Pour les autres services «feux bleus» de la Riviera, l’instauration du 30 km/h nocturne n’a pas réellement d’impact. «Du côté de Police Riviera et d’Ambulance Riviera, aucun effet significatif n’a été constaté», indique Dounya Schürmann-Kabouya, porte-parole de Sécurité Riviera. «En pratique, les interventions urgentes réalisées avec signaux prioritaires ne sont pas strictement soumises à cette limitation.»

Ne pas perdre son permis

Mais même au volant de son tonne-pompe, gyrophares enclenchés en direction d’un sinistre, David Da Silva assure qu’il se pliera à la limitation nocturne. «En toute situation, je respecterai la limite des 30 km/h. Et ce sera sans doute le cas pour la plupart de mes collègues. Je rappelle que nous ne sommes <que> des volontaires. À côté de ça, nous avons tous un métier pour lequel nous avons besoin de notre permis», affirme cet électricien de profession. 

Dans quelle mesure un pompier, ambulancier ou policier pincé en excès de vitesse est-il punissable? «Le Ministère public vaudois examinera les circonstances de l’intervention pour déterminer si la course urgente est justifiée, expose son porte-parole Vincent Derouand. Ensuite, la vitesse appropriée au cas d’espèce sera déterminée. Si la vitesse mesurée dépasse la vitesse appropriée, l’écart est sanctionné.»

La justice du canton ne tient pas de statistiques concernant ces cas spécifiques. «On peut toutefois estimer que les procédures ouvertes à l’endroit de policiers en intervention représentent moins de dix cas par année», indique Vincent Derouand. 

Trop de « flou »

Pour notre sergent sapeur-pompier de la Riviera, il y a beaucoup trop «de flou et d’aléatoire» à la clé pour se risquer à dépasser la barre des 30 km/h après 22h sur les tronçons concernés. «Un officier se rend généralement sur le lieu du sinistre en premier pour évaluer le degré d’urgence et nous le communiquer par radio. Mais la notion d’urgence peut parfois être subjective, si bien qu’il vaut mieux éviter de passer devant un juge que de miser sur sa clémence.»
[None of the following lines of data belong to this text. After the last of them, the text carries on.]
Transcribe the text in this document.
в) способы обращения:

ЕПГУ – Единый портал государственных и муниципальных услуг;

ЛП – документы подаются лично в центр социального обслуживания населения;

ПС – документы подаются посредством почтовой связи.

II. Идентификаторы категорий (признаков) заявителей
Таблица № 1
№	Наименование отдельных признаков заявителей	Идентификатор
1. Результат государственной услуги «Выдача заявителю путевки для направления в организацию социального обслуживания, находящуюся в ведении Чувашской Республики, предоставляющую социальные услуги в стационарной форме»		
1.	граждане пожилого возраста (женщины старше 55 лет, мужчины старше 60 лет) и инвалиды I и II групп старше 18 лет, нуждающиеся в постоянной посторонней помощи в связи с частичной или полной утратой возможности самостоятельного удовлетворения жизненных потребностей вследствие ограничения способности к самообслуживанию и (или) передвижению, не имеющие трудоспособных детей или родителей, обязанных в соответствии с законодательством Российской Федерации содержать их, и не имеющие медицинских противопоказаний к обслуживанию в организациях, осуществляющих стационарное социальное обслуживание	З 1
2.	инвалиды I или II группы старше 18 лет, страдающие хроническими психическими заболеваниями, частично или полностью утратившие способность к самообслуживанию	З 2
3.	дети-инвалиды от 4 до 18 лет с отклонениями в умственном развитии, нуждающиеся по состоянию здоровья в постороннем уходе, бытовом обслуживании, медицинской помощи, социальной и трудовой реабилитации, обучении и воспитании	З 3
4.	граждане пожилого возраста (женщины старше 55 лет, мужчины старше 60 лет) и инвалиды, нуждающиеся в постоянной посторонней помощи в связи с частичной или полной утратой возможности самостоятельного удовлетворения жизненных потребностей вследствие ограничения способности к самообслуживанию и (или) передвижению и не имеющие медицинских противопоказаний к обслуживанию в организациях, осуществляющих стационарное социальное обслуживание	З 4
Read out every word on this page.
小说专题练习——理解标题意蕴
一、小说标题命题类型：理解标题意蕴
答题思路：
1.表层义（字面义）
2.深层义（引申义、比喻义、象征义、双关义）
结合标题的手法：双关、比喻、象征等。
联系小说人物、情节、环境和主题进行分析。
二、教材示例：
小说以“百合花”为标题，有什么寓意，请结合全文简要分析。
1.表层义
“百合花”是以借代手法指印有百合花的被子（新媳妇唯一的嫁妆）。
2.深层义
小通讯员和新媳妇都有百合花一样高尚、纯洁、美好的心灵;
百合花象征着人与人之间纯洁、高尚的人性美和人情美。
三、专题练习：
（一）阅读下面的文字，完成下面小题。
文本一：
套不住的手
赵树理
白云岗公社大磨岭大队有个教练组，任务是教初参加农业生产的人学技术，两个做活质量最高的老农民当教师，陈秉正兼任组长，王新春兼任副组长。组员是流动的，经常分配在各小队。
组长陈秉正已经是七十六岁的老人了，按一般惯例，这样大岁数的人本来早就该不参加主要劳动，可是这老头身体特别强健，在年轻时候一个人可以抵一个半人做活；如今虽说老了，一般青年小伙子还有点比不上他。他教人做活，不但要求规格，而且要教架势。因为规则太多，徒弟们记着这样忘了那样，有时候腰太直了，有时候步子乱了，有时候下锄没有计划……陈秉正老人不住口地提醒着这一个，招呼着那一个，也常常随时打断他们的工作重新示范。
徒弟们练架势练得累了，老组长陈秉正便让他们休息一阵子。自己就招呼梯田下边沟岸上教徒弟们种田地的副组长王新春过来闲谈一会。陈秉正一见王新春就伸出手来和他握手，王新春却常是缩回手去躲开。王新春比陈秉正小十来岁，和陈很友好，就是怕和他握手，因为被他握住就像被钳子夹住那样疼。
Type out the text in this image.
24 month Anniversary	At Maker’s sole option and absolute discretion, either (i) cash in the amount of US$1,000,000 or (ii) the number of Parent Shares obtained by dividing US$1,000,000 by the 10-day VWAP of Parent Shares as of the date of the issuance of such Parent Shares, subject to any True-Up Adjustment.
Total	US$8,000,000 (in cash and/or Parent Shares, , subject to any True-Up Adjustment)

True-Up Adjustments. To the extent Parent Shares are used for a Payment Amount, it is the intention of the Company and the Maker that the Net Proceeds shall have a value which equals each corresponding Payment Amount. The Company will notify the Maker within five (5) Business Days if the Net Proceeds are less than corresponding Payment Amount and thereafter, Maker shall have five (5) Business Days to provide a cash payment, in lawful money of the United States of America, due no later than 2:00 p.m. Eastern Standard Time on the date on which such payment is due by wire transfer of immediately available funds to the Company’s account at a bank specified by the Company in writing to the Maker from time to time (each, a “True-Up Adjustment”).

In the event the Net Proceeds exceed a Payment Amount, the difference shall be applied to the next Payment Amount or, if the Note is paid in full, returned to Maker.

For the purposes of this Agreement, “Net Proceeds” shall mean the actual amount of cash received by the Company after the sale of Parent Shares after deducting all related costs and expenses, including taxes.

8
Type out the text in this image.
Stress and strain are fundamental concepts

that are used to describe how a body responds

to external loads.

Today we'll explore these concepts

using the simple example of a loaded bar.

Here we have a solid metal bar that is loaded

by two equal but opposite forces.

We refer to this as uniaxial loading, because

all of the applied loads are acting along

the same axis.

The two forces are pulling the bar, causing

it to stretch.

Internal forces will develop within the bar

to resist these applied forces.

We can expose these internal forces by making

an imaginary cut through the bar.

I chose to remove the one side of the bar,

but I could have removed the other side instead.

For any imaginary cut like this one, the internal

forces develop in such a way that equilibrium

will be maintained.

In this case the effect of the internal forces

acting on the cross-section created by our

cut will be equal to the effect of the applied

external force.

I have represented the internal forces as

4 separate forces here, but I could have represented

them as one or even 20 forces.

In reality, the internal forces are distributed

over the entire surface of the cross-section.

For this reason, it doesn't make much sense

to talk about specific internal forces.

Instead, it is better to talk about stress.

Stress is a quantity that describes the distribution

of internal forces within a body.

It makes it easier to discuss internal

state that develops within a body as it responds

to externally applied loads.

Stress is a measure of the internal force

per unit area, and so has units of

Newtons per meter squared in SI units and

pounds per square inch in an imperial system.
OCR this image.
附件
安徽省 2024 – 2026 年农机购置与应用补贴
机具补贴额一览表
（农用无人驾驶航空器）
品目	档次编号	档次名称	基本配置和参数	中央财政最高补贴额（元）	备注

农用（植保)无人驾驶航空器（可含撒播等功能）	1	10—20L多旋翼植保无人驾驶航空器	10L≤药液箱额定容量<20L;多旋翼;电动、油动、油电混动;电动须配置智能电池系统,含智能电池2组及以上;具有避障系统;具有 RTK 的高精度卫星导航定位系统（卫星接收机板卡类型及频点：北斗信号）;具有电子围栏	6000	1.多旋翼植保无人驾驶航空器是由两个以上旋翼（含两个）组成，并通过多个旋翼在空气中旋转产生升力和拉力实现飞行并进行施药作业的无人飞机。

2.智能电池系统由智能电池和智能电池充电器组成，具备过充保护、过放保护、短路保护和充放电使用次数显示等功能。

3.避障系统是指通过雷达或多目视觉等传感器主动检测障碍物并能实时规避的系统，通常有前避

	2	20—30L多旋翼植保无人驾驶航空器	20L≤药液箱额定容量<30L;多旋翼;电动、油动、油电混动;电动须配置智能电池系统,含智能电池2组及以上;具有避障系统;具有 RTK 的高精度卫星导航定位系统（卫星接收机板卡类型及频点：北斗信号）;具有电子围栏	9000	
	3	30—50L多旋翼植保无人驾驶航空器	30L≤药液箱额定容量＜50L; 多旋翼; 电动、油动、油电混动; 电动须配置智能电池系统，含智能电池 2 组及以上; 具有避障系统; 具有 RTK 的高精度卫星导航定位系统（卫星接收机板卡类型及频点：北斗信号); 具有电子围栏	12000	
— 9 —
Christian Schwab, conducteur VMCV

« On prend beaucoup de retard »

Les chauffeurs de bus VMCV doivent aussi composer avec l’instauration du 30 km/h nocturne. «Le plus compliqué, c’est sur les lignes urbaines, témoigne Christian Schwab. On prend parfois beaucoup de retard. Et avec les feux de carrefours qui clignotent en orange à partir de 22h, les voitures ne nous laissent pas passer. Dimanche soir par exemple, sur la ligne 202, je suis arrivé au terminus avec quatre minutes de retard.» Un «bridage» à 30 km/h qui, selon lui, complique aussi la conduite. «Avec un bus de 19 tonnes chargé de passagers, les montées sont parfois compliquées à cette vitesse.» Président ad interim de la section syndicale SEV et également conducteur VMCV, Camillo Ferace a recueilli d’autres avis parmi ses collègues de nuit. «Au début, c’était stressant pour eux, mais nous sommes des professionnels et on se met vite à la page.» Le représentant attend de voir comment se dérouleront les périodes «animées», tels que le festival de Jazz ou le marché de Noël. «Par ailleurs, certains collègues souhaiteraient une meilleure signalisation des débuts et des fins de tronçon, ainsi que des panneaux plus visibles», relève-t-il encore.